Sri Lanka: Road Sector Development Project (1986-SRI[SF])


The Road Sector Development Project aimed to improve transport efficiency, thus contributing to the expansion of economic opportunities and the reduction of poverty. The project was to develop capacity in the road sector and improve the road infrastructure in the country. ADB approved the project on 19 December 2002.

The project has two major components—the Reform Program and investment. The Reform Program aimed to strengthen the performance and capacity of public sector institutions—the Road Development Authority through implementation of agreed reengineering action plans, and provincial road administrations through the implementation of the institutional development program. The investment component comprised of civil works for the rehabilitation of about 980 kilometers (km) of roads and bridges; improvement of about 40 km of community access roads; and consulting services for the design of national highway development that would result in detailed engineering designs for 411 km of national highways, including a topographic survey, tender documents, resettlement and utility relocation plans, and environmental and social studies. The project also included advisory technical assistance for the Passenger Transport Services Improvement Project.

This project performance evaluation report provides assessment of the project's performance and provides inputs to the sector assessment for ADB assistance to the transport sector in Sri Lanka.

Overall assessment

The project is assessed partly successful.

The project is rated relevant. The general design of the reform plan and the physical investment was consistent with the country’s development priorities and ADB’s country and sector strategies, both at appraisal and at project completion.

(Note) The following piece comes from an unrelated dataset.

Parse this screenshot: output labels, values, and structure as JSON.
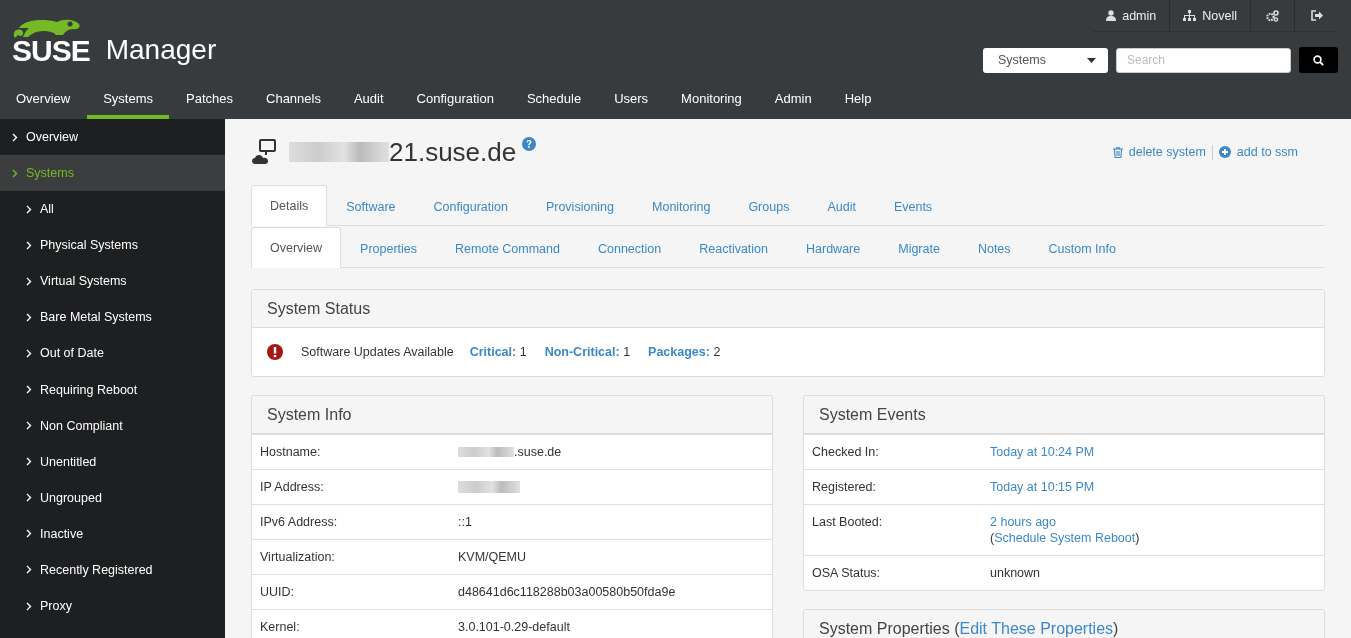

However, the design of the project is complex. Numerous components and subcomponents are not clearly linked with the project’s objective and the selection of the 980 km of provincial roads created some issues.

The project is rated less effective. The project improved 780 km of roads, compared with about 980 km expected at appraisal, 22% less than planned. The number of bridges was reduced from 125 to 74. A shortage of funds meant that 40 km of community roads were dropped or cancelled from the scope of the project.

The project is rated efficient. At appraisal, the estimated economic internal rate of return (EIRR) of the overall project was 26.1%. However, there are weaknesses in the economic analysis at appraisal: the validity of the analyzed data and the assumptions of the economic evaluation.

The project is rated less likely sustainable. The actual funding for maintenance of provincial roads has remained at about 40%–70% of the required budget. The road maintenance trust fund was established, but there is yet no arrangement for direct contribution to the fund from a fuel levy. The trust fund operates only as a separate budget item, and the intended outcome of establishing a road fund has not materialized.

Key issues and lessons

  • At appraisal, the difficulty of implementing the Reform Program could have been foreseen and special measures for monitoring and supervision should have been proposed in the report and recommendations to the President, and specific milestone requirements to check the progress of the Reform Program should have been set.
  • Necessary data should be collected for the project roads at appraisal, and the selection methodology should have been a sound logical and scientific tool to shield it from political pressure.
  • An appropriate method for economic justification should be carefully examined at appraisal. The economic analysis should have used observed data instead of the desktop estimation, and should be assessed based on sound assumptions.
  • More careful monitoring and supervision should have been required to review the progress of the program, to understand its key issues, and to propose alternative approaches where necessary. The design of the Reform Program with its numerous components was complex, so efforts in monitoring and guidance should have been made during project implementation.
  • The requirements, key issues, terms of reference, selection criteria including qualification of consultants, implementation structure, and understanding and ownership of the TA by the implementing agencies should have been described carefully according to the requirements of technical assistance. If poor performance was observed, prompt action could have been required to minimize the loss of time and funds. The Road Development Authority also should have developed a well-maintained performance recording system.

Follow-up actions

Selection methodology. Since rehabilitation of provincial roads is still a priority in Sri Lanka, ADB should review the selection methodology to ensure its soundness before financing the next provincial roads.

Economic reevaluation. After project completion, no traffic volumes or road roughness data were collected. Traffic and road roughness data should be recorded periodically to provide information for future investment in provincial roads. Traffic counts and road roughness measurements should be carried out as soon as possible, so that economic reevaluation can be fully performed. This reevaluation should also be taken as feedback for the review of the selection methodology, and the data can be used for road maintenance as well.

Reform plan. Many targets of the reengineering action plans and the institutional development program were not accomplished. ADB should review the current status of the institutional capacity of the Road Development Authority and the provincial road administrations, and propose follow-up actions regarding the unmet targets.